An effective strategy to cure HIV will likely require a potent and sustained antiviral T cell response. Here we explored the utility of chimeric antigen receptor (CAR) T cells, expressing the CD4 ectodomain to confer specificity for the HIV envelope, to mitigate HIV-induced pathogenesis in bone marrow, liver, thymus (BLT) humanized mice. CAR T cells expressing the 4-1BB/CD3-ζ endodomain were insufficient to prevent viral rebound and CD4⁺ T cell loss after the discontinuation of antiretroviral therapy. Through iterative improvements to the CAR T cell product, we developed Dual-CAR T cells that simultaneously expressed both 4-1BB/CD3-ζ and CD28/CD3-ζ endodomains. Dual-CAR T cells exhibited expansion kinetics that exceeded 4-1BB-, CD28- and third-generation costimulated CAR T cells, elicited effector functions equivalent to CD28-costimulated CAR T cells and prevented HIV-induced CD4⁺ T cell loss despite persistent viremia. Moreover, when Dual-CAR T cells were protected from HIV infection through expression of the C34-CXCR4 fusion inhibitor, these cells significantly reduced acute-phase viremia, as well as accelerated HIV suppression in the presence of antiretroviral therapy and reduced tissue viral burden. Collectively, these studies demonstrate the enhanced therapeutic potency of a novel Dual-CAR T cell product with the potential to effectively treat HIV infection.

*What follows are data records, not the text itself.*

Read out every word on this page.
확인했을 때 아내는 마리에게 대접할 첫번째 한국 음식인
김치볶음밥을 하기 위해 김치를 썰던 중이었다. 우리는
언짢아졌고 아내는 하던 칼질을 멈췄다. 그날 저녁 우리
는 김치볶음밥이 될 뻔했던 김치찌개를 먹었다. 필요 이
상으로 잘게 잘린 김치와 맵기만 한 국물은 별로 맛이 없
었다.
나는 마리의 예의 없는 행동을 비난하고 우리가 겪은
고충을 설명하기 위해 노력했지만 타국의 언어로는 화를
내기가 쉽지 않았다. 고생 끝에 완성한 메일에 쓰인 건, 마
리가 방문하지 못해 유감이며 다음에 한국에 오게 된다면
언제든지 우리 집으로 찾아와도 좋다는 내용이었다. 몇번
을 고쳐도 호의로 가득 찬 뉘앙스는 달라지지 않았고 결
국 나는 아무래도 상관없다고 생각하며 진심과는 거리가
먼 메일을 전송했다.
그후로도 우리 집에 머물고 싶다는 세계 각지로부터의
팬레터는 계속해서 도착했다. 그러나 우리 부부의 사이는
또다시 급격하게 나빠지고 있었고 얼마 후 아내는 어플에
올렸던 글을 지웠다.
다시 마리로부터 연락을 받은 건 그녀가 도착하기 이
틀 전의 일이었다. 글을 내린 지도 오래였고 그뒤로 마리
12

治愈 HIV 的有效策略可能需要有效且持续的抗病毒 T 细胞反应。在这里，我们探讨了嵌合抗原受体 (CAR) T 细胞的效用，表达 CD4 胞外域以赋予 HIV 包膜特异性，以减轻 HIV 诱导的骨髓、肝脏、胸腺 (BLT) 人源化小鼠的发病机制。表达 4-1BB/CD3-ζ 内域的 CAR T 细胞不足以防止病毒反弹和 CD4 ⁺停止抗逆转录病毒治疗后 T 细胞丢失。通过对 CAR T 细胞产品的迭代改进，我们开发了同时表达 4-1BB/CD3-ζ 和 CD28/CD3-ζ 内域的双 CAR T 细胞。双CAR T细胞表现出超过4-1BB-、CD28-和第三代共刺激CAR T细胞的扩增动力学，引发相当于CD28共刺激CAR T细胞的效应子功能并阻止HIV诱导的CD4 ⁺尽管病毒血症持续存在，T 细胞仍然丢失。此外，当通过 C34-CXCR4 融合抑制剂的表达保护 Dual-CAR T 细胞免受 HIV 感染时，这些细胞显着减少了急性期病毒血症，并在抗逆转录病毒治疗和减少组织病毒负荷的情况下加速了 HIV 抑制。总的来说，这些研究证明了一种新型双 CAR T 细胞产品具有增强的治疗效力，具有有效治疗 HIV 感染的潜力。